I first fell in love with DJ’ing when I was in 6th grade, watching videos of A-Trak touring with Kanye West at the time - also around the same time I was making playlists for my friends and burning them onto CDs to give away. I always had a knack for curating soundtracks and promoting new music amongst my friends; it just took me a while to find an outlet for that hobby. On my 17th birthday, I came home to a pair of turntables that my dad surprised me with. The rest was a love story. I spent countless nights researching, learning, and developing as a DJ. Making it a career is a whole other (and long) story- let’s just say it took a lot of dedication, courage, and perseverance. It wasn’t easy dipping into a male-dominated field, especially around the time I broke into the scene. I had to earn street cred and respect before I could book any gigs, and turn my hobby into a source of income as well.
How do you mentally prepare for a set?
A shot always helps calm the nerves. Or I scroll through my memes album (lol).
It’s easy to go to a club where you may hear the same songs over and over, but it’s your job to keep everything fresh and up to date. Where do you discover new music or artists to use during your gigs?
None other than the Beat Junkies record pool. I’m a proud ambassador of a record pool that’s different from the rest. We keep the site stocked up with gems, old or new and indie or popular. There’s no other place for hard core music aficionados!
As a female DJ, how do you set yourself apart from the men? What obstacles have you had to overcome?
I don’t let my gender dictate my abilities, I don’t let it box me in a corner. I continue to progress in skill and earn credibility that way instead of relying on my gender or “looks” as a gimmick. There’s a right way to utilize your image as an advantage, it has to be done tastefully and gracefully - but it can’t be the only thing you have to offer. Gender shouldn’t be a factor in earning respect. Skill will always get you noticed and acknowledged one way or another.
“I don’t let my gender dictate my abilities. I continue to progress in skill and earn credibility that way, instead of relying on my gender or 'looks' as a gimmick and form of marketing."
What advice do you have for any women aspiring to become a DJ?
It’s so much easier for female DJs to emerge in the field today, all thanks to the OGs who have paved the way. There’s no stopping us now. You’ve just got to remember to hold your ground, know your worth, and be a bad*ss inside and out! It all starts within you - be a believer of yourself and never stop learning and growing. They can’t tell you nothin’!
What kind of crowd is your favorite to play to and how do you know you've played a successful set?
I love playing for the 20s age group. For the most part, they appreciate new joints just as much as throwback jams. Those are usually my favorite sets - ones that allow me to jump from one era to another. It’s always a successful night when you can get the entire crowd not only dancing to the songs you’re dropping, but singing along as well.
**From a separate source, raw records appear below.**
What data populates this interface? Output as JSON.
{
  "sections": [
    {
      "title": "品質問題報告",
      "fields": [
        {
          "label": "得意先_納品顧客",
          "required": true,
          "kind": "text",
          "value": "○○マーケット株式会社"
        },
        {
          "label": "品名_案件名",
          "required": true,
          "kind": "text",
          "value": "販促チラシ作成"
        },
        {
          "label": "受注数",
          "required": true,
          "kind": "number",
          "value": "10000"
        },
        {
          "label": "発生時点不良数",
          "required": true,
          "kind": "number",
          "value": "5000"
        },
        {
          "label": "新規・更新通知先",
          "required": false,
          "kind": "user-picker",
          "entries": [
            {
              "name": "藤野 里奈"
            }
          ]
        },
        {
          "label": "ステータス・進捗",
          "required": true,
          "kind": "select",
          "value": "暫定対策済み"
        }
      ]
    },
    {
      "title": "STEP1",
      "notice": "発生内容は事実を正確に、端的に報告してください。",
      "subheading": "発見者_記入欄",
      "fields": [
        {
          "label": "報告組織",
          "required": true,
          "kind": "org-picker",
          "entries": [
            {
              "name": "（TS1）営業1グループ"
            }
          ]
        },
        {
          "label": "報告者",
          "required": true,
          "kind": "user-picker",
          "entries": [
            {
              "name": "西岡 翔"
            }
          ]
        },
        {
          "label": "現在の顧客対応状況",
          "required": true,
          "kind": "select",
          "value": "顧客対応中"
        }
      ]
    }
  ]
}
Their fun night, is my successful night.
You’re known all over Los Angeles and Vegas, how do the two locations differ in your sets and crowd reaction?
LA and Vegas are very, very different. Vegas nightlife is a melting pot of tourists from all over the world, so it requires a much wider song library. On the other hand, LA nightlife is trendy. Whatever’s hot at the moment is usually what to expect at any premier nightclub or bar across the city. Luckily, I’m an open format DJ - you can throw me anywhere and I’ll deliver.
What have you been listening to on repeat lately?
I’ve been listening to a lot of '60s soul lately. It helps refresh my mood. Playing in mainstream clubs can exhaust my music library so whenever I get some alone time, I like to put on stuff I never get to play or hear outside of my room. Music for the soul - a lot of Otis Redding, Isley Brothers, Etta James, The Supremes, Dionne Warwick, Stevie Wonder, etc.
Who is your MISSBISH?
I stand by the most iconic MISSBISH of my lifetime - Hil Clinton.
What does MISSBISH mean to you?
A woman of dignity, resilience, confidence, courage, poise, style, and grace.
What are three hidden gems in LA?
Three of my favorite go-to spots with good music and vibes minus the typical Hollywood politics are; No Vacancy, Good Times at Davey Wayne’s, and Break Room 86.